Bénédicte Giusti-Savelli présente Le Dimanche des Mères de Graham Swift, publié dans la collection « du monde entier » des éditions Gallimard. 

«  C’était le 30 mars. Un dimanche. Un jour que l’on appelait le dimanche des mères. » Nous sommes en Angleterre, en 1924 et cette journée est octroyée aux domestiques pour qu’ils aillent rendre visite à leur mère. Mais Jane, jeune domestique de 22 ans, narratrice de ce récit, est orpheline ; c’est Paul, son amant depuis sept ans, jeune homme de bonne famille qu’elle ira voir une dernière fois : ultime rencontre, puisqu’il doit épouser quinze jours plus tard une jeune fille de son rang et a décidé de mettre fin à leur relation. Le roman se concentre sur cette dernière entrevue entre Jane et Paul, sur cette journée exceptionnellement belle, trop belle au regard du terrible drame qui se produira et changera à jamais  le cours de l’existence de Jane.

On peut voir dans Le Dimanche des mères un roman social qui aborde de façon très subtile un rapport maitre/domestique en train de changer après le traumatisme de la première guerre mondiale, douloureusement présente encore dans chaque famille. La relation tarifée des premiers temps est devenue une histoire d’amour : une relation basée, certes, sur les non-dits, les silences, une relation tue – un fils de bonne famille ne peut aimer une domestique, une domestique peut difficilement concevoir être aimée d’un fils de bonne famille – mais une histoire d’amour malgré tout. Jane le sait, le sent et en aura l’assurance au cours de cette dernière étreinte ; cette journée sera littéralement celle du « dévoilement », chacun se révèlera à l’autre et à lui-même, dans une sensualité qui dira ce qui ne peut – ne doit –  être verbalisé.

Le Dimanche des mères est aussi un roman sur les mots, la lecture, la littérature, sur ce qu’est un écrivain et comment on devient artiste. Jane, en effet, n’est pas une domestique comme les autres : elle aime lire, emprunte les livres de son maitre, porte une attention particulière au langage, veille à trouver l’expression la plus juste lorsqu’elle s’exprime ou pense, regrette quand elle sent que les mots lui manquent. Cette acuité de Jane et sa présence au monde si singulière l’entraineront presque naturellement sur les voies de la littérature. Celle qui n’a pas de parents, qui ne sait rien de ses origines, qui ne sait pas qui elle est et pourrait ne rester qu’une servante parmi tant d’autres, va pourtant trouver sa place dans une société encore très hiérarchisée et sclérosée. « Peut-on ″traverser le miroir″ ? », s’interrogera Jane, devenir quelqu’un d’autre ? «  Tu iras au bal », exergue du roman, nous donne la réponse : elle saura « franchir une barrière insurmontable » pour réaliser son « plus grand accomplissement » et devenir celle qu’elle pressent être.

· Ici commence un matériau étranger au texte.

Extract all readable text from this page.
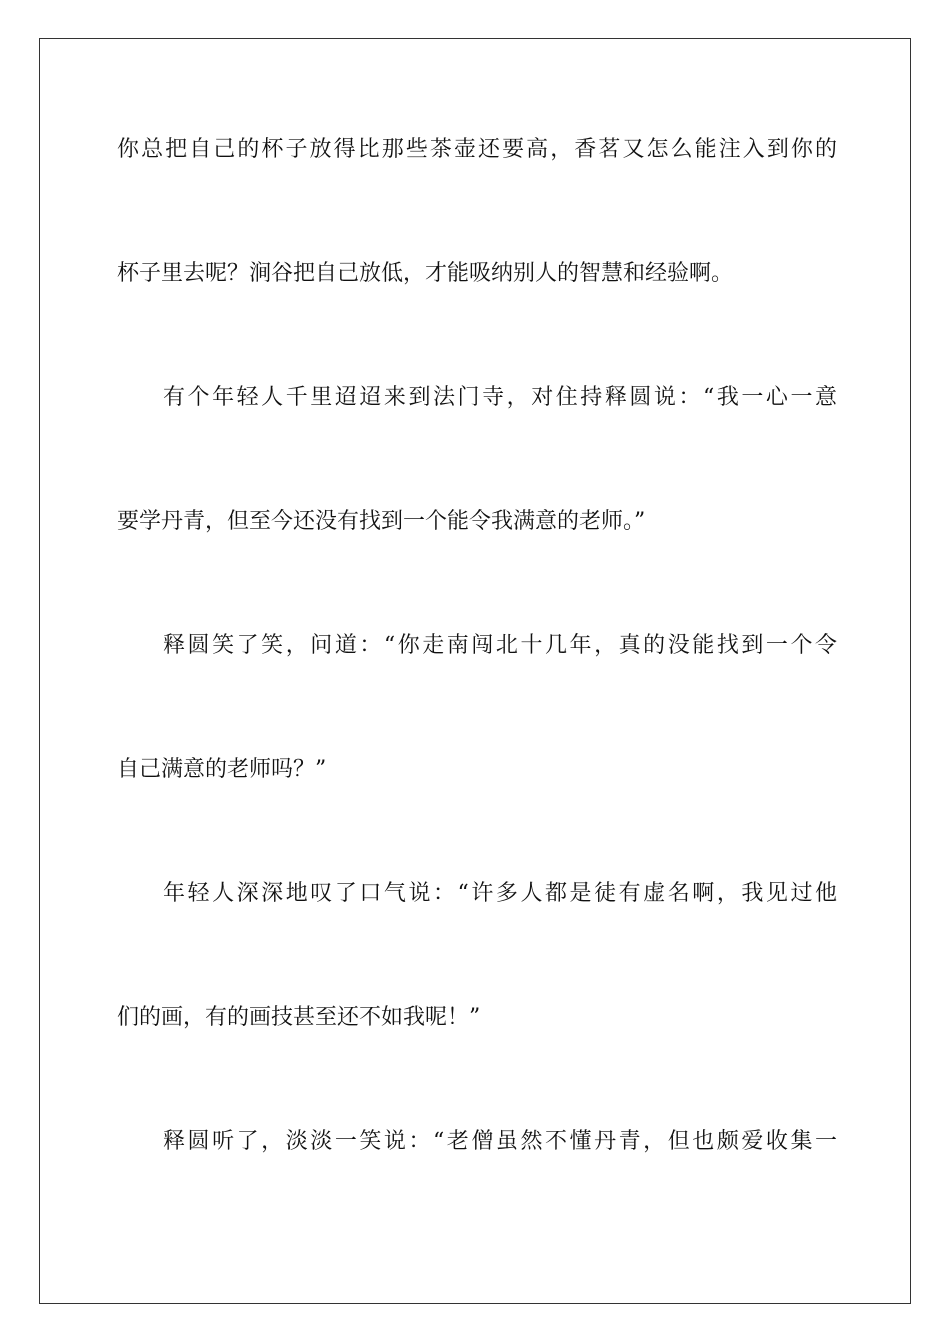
你总把自己的杯子放得比那些茶壶还要高，香茗又怎么能注入到你的
杯子里去呢？涧谷把自己放低，才能吸纳别人的智慧和经验啊。
有个年轻人千里迢迢来到法门寺，对住持释圆说：“我一心一意
要学丹青，但至今还没有找到一个能令我满意的老师。”
释圆笑了笑，问道：“你走南闯北十几年，真的没能找到一个令
自己满意的老师吗？”
年轻人深深地叹了口气说：“许多人都是徒有虚名啊，我见过他
们的画，有的画技甚至还不如我呢！”
释圆听了，淡淡一笑说：“老僧虽然不懂丹青，但也颇爱收集一
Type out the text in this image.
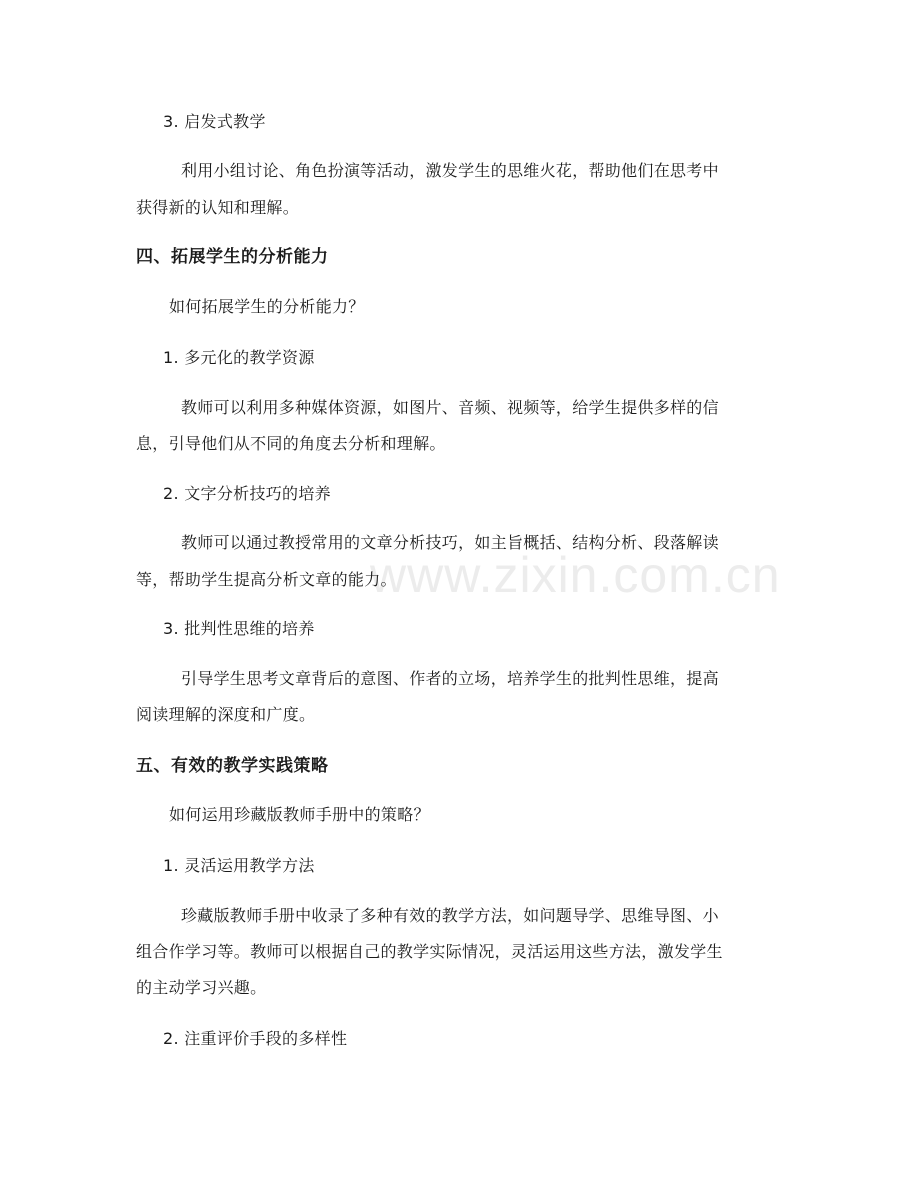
www.zixin.com.cn
3. 启发式教学
利用小组讨论、角色扮演等活动，激发学生的思维火花，帮助他们在思考中
获得新的认知和理解。
四、拓展学生的分析能力
如何拓展学生的分析能力？
1. 多元化的教学资源
教师可以利用多种媒体资源，如图片、音频、视频等，给学生提供多样的信
息，引导他们从不同的角度去分析和理解。
2. 文字分析技巧的培养
教师可以通过教授常用的文章分析技巧，如主旨概括、结构分析、段落解读
等，帮助学生提高分析文章的能力。
3. 批判性思维的培养
引导学生思考文章背后的意图、作者的立场，培养学生的批判性思维，提高
阅读理解的深度和广度。
五、有效的教学实践策略
如何运用珍藏版教师手册中的策略？
1. 灵活运用教学方法
珍藏版教师手册中收录了多种有效的教学方法，如问题导学、思维导图、小
组合作学习等。教师可以根据自己的教学实际情况，灵活运用这些方法，激发学生
的主动学习兴趣。
2. 注重评价手段的多样性
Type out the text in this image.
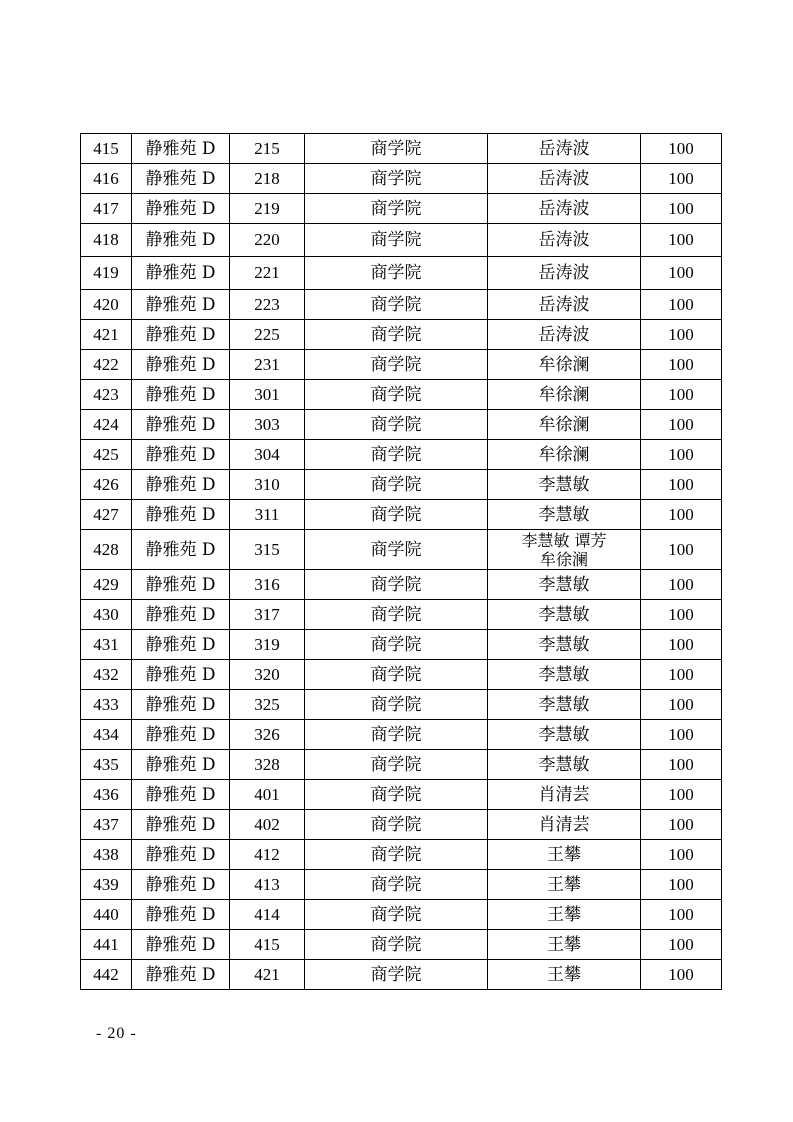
415	静雅苑 D	215	商学院	岳涛波	100
416	静雅苑 D	218	商学院	岳涛波	100
417	静雅苑 D	219	商学院	岳涛波	100
418	静雅苑 D	220	商学院	岳涛波	100
419	静雅苑 D	221	商学院	岳涛波	100
420	静雅苑 D	223	商学院	岳涛波	100
421	静雅苑 D	225	商学院	岳涛波	100
422	静雅苑 D	231	商学院	牟徐澜	100
423	静雅苑 D	301	商学院	牟徐澜	100
424	静雅苑 D	303	商学院	牟徐澜	100
425	静雅苑 D	304	商学院	牟徐澜	100
426	静雅苑 D	310	商学院	李慧敏	100
427	静雅苑 D	311	商学院	李慧敏	100
428	静雅苑 D	315	商学院	李慧敏 谭芳
牟徐澜	100
429	静雅苑 D	316	商学院	李慧敏	100
430	静雅苑 D	317	商学院	李慧敏	100
431	静雅苑 D	319	商学院	李慧敏	100
432	静雅苑 D	320	商学院	李慧敏	100
433	静雅苑 D	325	商学院	李慧敏	100
434	静雅苑 D	326	商学院	李慧敏	100
435	静雅苑 D	328	商学院	李慧敏	100
436	静雅苑 D	401	商学院	肖清芸	100
437	静雅苑 D	402	商学院	肖清芸	100
438	静雅苑 D	412	商学院	王攀	100
439	静雅苑 D	413	商学院	王攀	100
440	静雅苑 D	414	商学院	王攀	100
441	静雅苑 D	415	商学院	王攀	100
442	静雅苑 D	421	商学院	王攀	100
- 20 -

« Once upon a time », (trop) simplement traduit par « autrefois », ouvre ce récit : Le Dimanche des mères est effectivement un conte qui relate une de ces journées, comme hors du temps, dont on sait qu’elles n’existeront plus mais qui vous transforment et vous hantent, qui peuvent décider de toute une vie et qui feront de Jane une femme libre. 

Les incursions régulières dans le passé et le futur de Jane, la répétition de certaines scènes construisent progressivement ce portrait de femme dans une fluidité quasi musicale. Graham Swift nous peint une journée aussi radieuse que terrible et offre un livre lumineux.

Informations utiles

Graham Swift, Le Dimanche des mères, Paris, Gallimard, coll. « du monde entier », 2017, 14,50 euros.